Cancer recurrence

Seamus Friday: Hollywood High

Hey, my people, Seamus thought you might get a kick out of looking down on L.A. from the Griffith Park Observatory.  He does.  

Of course Seamus gets a kick out of everything.  This time, I was the one who needed to get out and above. My six-month checkup was days away.  I needed to remember that the world is bigger than Cancerville.  

Proportions change up here. The Hollywood Sign is twice the size it's supposed to be; the hikers march along like ants in sun hats.  California's brown hills can seem desolate in photographs.  Don't believe it. They're full of life.  

As it happens, the checkup went fine.  Seamus and I get another six months to ramble.  Who knows where we might climb?

True story: A bad girl "trying to be healthy every day"

Hey my people,

Meet my friend Gin B, who's dealing with recurrent breast cancer.
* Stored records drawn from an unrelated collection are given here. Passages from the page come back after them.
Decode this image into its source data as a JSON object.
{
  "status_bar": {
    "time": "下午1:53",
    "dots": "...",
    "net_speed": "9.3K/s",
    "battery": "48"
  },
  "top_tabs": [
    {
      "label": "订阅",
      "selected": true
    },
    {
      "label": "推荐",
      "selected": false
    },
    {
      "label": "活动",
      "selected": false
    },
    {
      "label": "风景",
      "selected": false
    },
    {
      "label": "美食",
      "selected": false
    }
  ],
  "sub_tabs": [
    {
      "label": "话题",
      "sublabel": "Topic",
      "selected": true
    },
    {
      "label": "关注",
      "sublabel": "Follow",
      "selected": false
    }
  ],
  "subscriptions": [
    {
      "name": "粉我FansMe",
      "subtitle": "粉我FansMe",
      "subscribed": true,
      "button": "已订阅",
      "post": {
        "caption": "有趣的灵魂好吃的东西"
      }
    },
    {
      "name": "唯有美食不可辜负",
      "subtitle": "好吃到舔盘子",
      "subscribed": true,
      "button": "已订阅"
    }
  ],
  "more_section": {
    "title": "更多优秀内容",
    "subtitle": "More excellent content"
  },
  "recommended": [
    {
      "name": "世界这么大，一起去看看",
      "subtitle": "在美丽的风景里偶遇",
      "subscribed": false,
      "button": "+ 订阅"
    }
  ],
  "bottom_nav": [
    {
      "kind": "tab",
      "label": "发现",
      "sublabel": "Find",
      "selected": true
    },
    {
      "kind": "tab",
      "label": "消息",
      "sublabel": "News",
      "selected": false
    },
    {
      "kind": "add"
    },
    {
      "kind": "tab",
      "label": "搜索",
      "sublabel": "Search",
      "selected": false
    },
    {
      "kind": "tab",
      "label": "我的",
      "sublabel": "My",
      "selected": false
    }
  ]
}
I would not care to be the cancer cells messing with Gin B.  She is a strong, smart woman, and she's winning: Her numbers are getting better and her hot spots are getting smaller.  (Suck it up, c cells.)  Had we met a few years ago, Gin and I would have bonded while closing down bars and drag-racing motorcycles. We both inclined to the bad-girl worldview, is what I'm saying. In our peer group, nutrition was not a priority.

But these days Gin has been exploring new ways to kick butt.  Like juicing. 

"I'm on this carrot, beet and orange juice kick, and I LOVE IT!" she told me yesterday. That's after her two daily shots of wheatgrass. "Some days I eat french fries, but I just keep trying to be healthy every day." 

I don't think this rules out racing motorcycles. I figure if there's one thing stronger than juicing, it's juicing with attitude.  

What's your experience? Does defiance come in handy? Or does it make your cancer journey harder?

 

True story: "Well again means giving more than I take."

Cancer Vets Speak: A Well Again Series

Hello, my people! Here's a tremendous message about life beyond cancer treatment. Thanks for letting me share this. We want to hear your truth, so don't be afraid to join in. Everybody's cancer story is different. Somebody out there needs to hear yours. —Warmest regards, Anne

Gregory's Story

"Three weeks after a year of aggressive treatment for rectal adenocarcinoma, a PET scan showed a golf ball sized tumor. So now I have another year of treatment ahead. I worry about burning out the people who support me. I was strong and athletic, and I don't know what to fill that part of my life with."

What's my Well Again?

"Being well again for me will mean a life without how are you doing? and the kind, loving pats on my arms and back. Well means giving more than I take; when I can ride my bike as long and far as I want; when I can lift weights without someone asking, should you be doing this? Being well will mean running into friends at the supermarket and talking about avocados and children and dogs, not my health.

"Some experienced nurses tell me that cancer patients are the easiest to work with. If that"s true, why are we like that? Is it because we try so hard? Because we're so grateful? I think it's in the way we make peace with our fear, but I can't say for sure."

Disclaimer: Well Again does not give medical advice. For cancer advice, see a doctor.